Short-term fluctuations in the SFR explain the data with current SFR higher than the past average. These are the points that stray into the gray region of the plot, which becomes increasingly forbidden towards the top left. This is because galaxies that form stars so fast for too long will build up their entire stellar mass in the blink of a cosmic eye. This is illustrated by the lines marked as 0.1 and 0.01 of a Hubble time. A galaxy above these lines would make all their stars in < 2 Gyr; it would have had to be born yesterday. No galaxies reside in this part of the diagram. Those that approach it are called “starbursts:” they’re forming stars at a high specific rate (relative to their mass) but this is presumably a brief-lived phenomenon.
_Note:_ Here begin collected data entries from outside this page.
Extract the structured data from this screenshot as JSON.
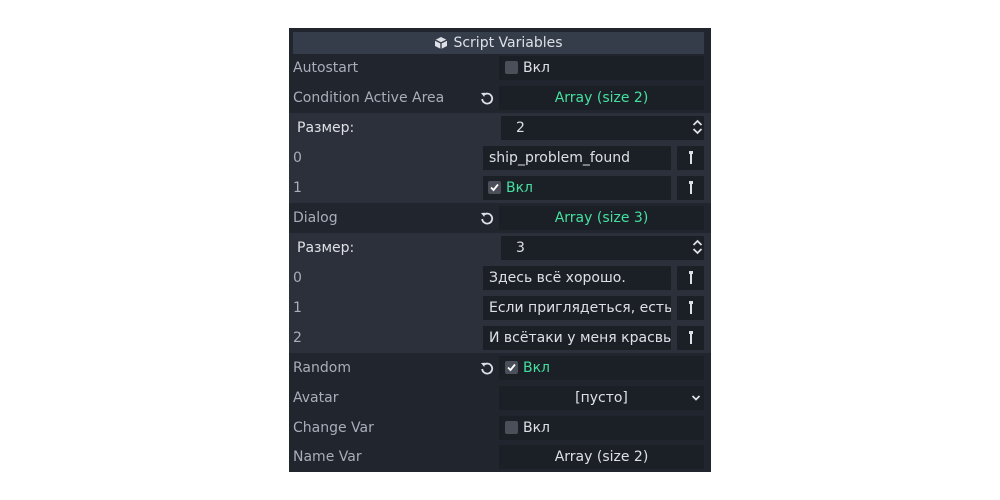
{
  "header": {
    "title": "Script Variables",
    "icon": "cube-icon"
  },
  "colors": {
    "accent": "#45e0a0",
    "label": "#a9aeb8",
    "text": "#dde0e6",
    "panel": "#20252e",
    "field": "#1b1f26"
  },
  "props": {
    "autostart": {
      "label": "Autostart",
      "toggle": "Вкл",
      "checked": false
    },
    "condition_active_area": {
      "label": "Condition Active Area",
      "value": "Array (size 2)",
      "size_label": "Размер:",
      "size": "2",
      "items": [
        {
          "index": "0",
          "value": "ship_problem_found"
        },
        {
          "index": "1",
          "value": "Вкл",
          "checked": true
        }
      ]
    },
    "dialog": {
      "label": "Dialog",
      "value": "Array (size 3)",
      "size_label": "Размер:",
      "size": "3",
      "items": [
        {
          "index": "0",
          "value": "Здесь всё хорошо."
        },
        {
          "index": "1",
          "value": "Если приглядеться, есть"
        },
        {
          "index": "2",
          "value": "И всётаки у меня красвы"
        }
      ]
    },
    "random": {
      "label": "Random",
      "toggle": "Вкл",
      "checked": true
    },
    "avatar": {
      "label": "Avatar",
      "value": "[пусто]"
    },
    "change_var": {
      "label": "Change Var",
      "toggle": "Вкл",
      "checked": false
    },
    "name_var": {
      "label": "Name Var",
      "value": "Array (size 2)"
    }
  }
}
Note that the most massive of the SINGS galaxies all fall below the extrapolation of the line fit to the LSB galaxies (dotted line). The are forming a lot of stars in an absolute sense, simply because they are giant galaxies. But the current SFR is lower than the past average, as if they were winding down. This “quenching” seems to be a mass-dependent phenomenon: more massive galaxies evolve faster, burning through their gas supply before dwarfs do. Red and dead galaxies have already completed this process; the massive spirals of today are weary giants that may join the red and dead galaxy population in the future.

One consequence of mass-dependent quenching is that it skews attempts to fit relations to the SFMS. There are very many such attempts in the literature; these usually have a slope less than one. The dashed line in the plot above gives one specific example. There are many others.
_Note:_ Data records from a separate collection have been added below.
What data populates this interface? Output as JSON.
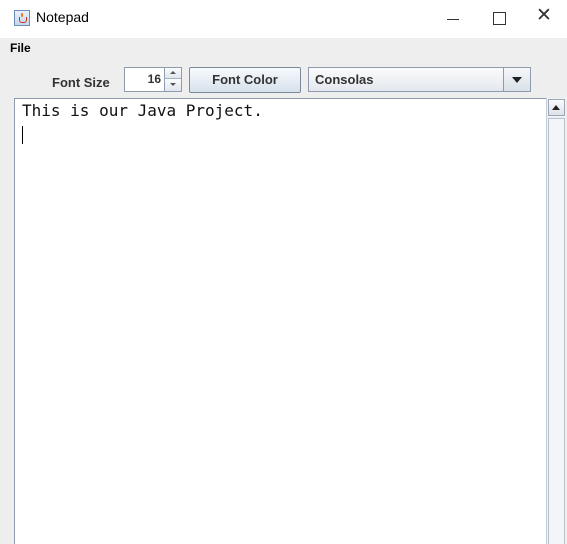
{
  "window": {
    "title": "Notepad"
  },
  "menu": {
    "items": [
      {
        "label": "File"
      }
    ]
  },
  "toolbar": {
    "font_size_label": "Font Size",
    "font_size_value": "16",
    "font_color_label": "Font Color",
    "font_family_selected": "Consolas"
  },
  "editor": {
    "text": "This is our Java Project."
  },
  "colors": {
    "window_bg": "#eeeeee",
    "titlebar_bg": "#ffffff",
    "editor_bg": "#ffffff",
    "button_border": "#7a8a99",
    "text": "#111111"
  }
}
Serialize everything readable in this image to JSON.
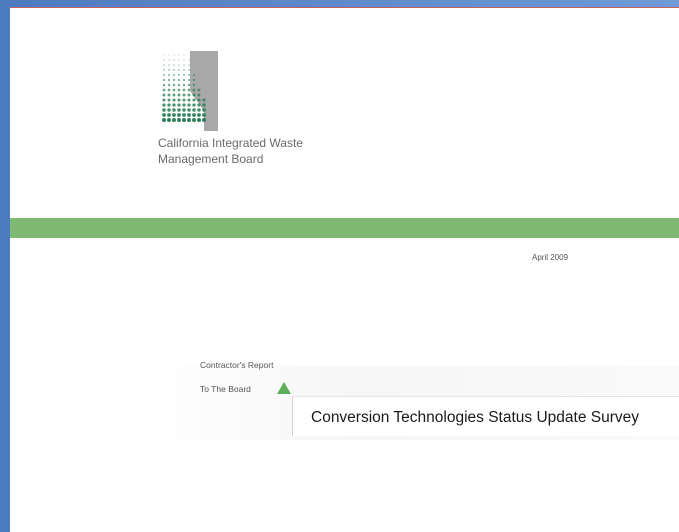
{
  "organization": {
    "name_line1": "California Integrated Waste",
    "name_line2": "Management Board",
    "logo_icon": "ciwmb-logo-icon"
  },
  "report": {
    "date": "April 2009",
    "type": "Contractor's Report",
    "audience": "To The Board",
    "title": "Conversion Technologies Status Update Survey"
  },
  "colors": {
    "band": "#7fb871",
    "logo_green": "#1e7a4f",
    "logo_gray": "#a8a8a8",
    "frame": "#5b86c4"
  }
}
If one looks only at the most massive SINGS galaxies, the slope is indeed shallower than one. Selection effects bias galaxy catalogs strongly in favor of the biggest and brightest, so most work has been done on massive galaxies with M* > 1010 M. That only covers the top one tenth of the area of this graph. If that’s what you’ve got to work with, you get a shallow slope like the dashed line.
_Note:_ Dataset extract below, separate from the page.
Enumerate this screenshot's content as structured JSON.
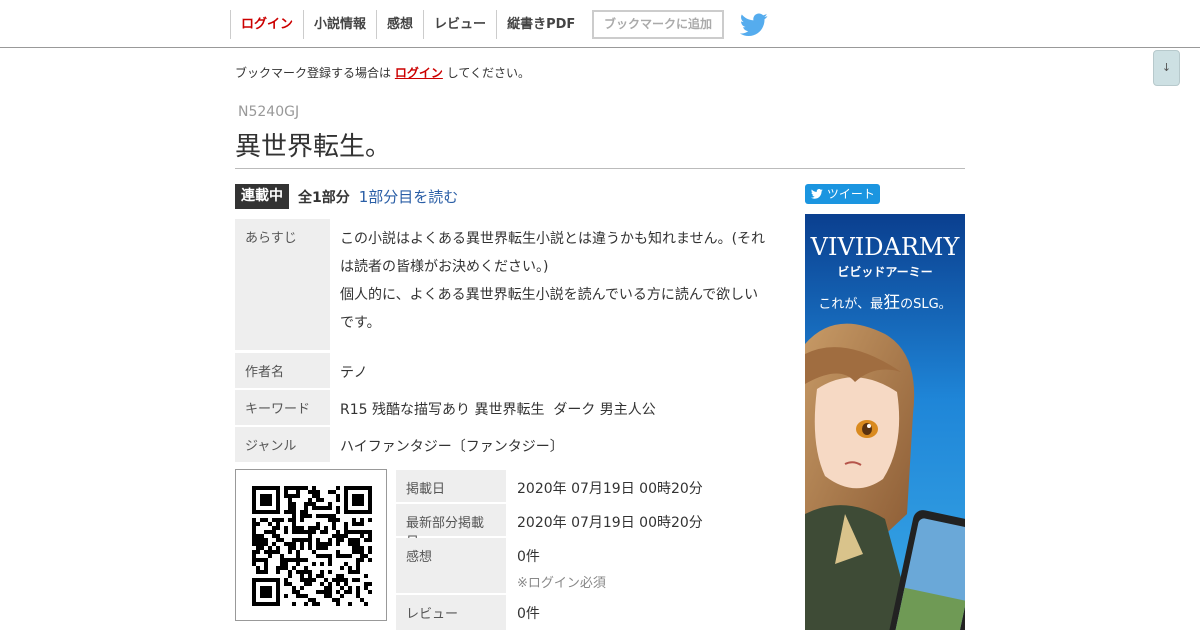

The dashed line does a lousy job of extrapolating to low mass. This is obvious from the dwarf galaxy data. It is also obvious from the simple mathematical considerations outlined above. Low mass galaxies could only fall on the dashed line if they were born yesterday. Otherwise, their high specific star formation rates would over-produce their observed stellar mass.

Despite this simple physical limit, fits to the SFMS that stray into the forbidden zone are ubiquitous in the literature. In addition to selection effects, I suspect the calibrations of both SFR and stellar mass are in part to blame. Galaxies will stray into the forbidden zone if the stellar mass is underestimated or the SFR is overestimated, or some combination of the two. Probably both are going on at some level. I suspect the larger problem is in the SFR. In particular, it appears that many measurements of the SFR have been over-corrected for the effects of dust. Such a correction certainly has to be made, but since extinction corrections are exponential, it is easy to over-do. Indeed, I suspect this is why the dashed line overshoots even the bright galaxies from SINGS.

This brings us back to the terminology of the main sequence. Among stars, the main sequence is defined by low mass stars that evolve slowly. There is a turn-off point, and an associated mass, where stars transition from the main sequence to the sub giant branch. They then ascend the red giant branch as they evolve.

If we project this terminology onto galaxies, the main sequence should be defined by the low mass dwarfs. These are nowhere near to exhausting their gas supplies, so can continue to form stars far into the future. They establish a star forming main sequence of slope unity because that’s what the math says they must do.

Most of the literature on this subject refers to massive star forming galaxies. These are not the main sequence. They are the turn-off population. Massive spirals are near to exhausting their gas supply. Star formation is winding down as the fuel runs out.

Red and dead galaxies are the next stage, once star formation has stopped entirely. I suppose these are the red giants in this strained analogy to individual stars. That is appropriate insofar as most of the light from red and dead galaxies is produced by red giant stars. But is this really they right way to think about it? Or are we letting our terminology get the best of us?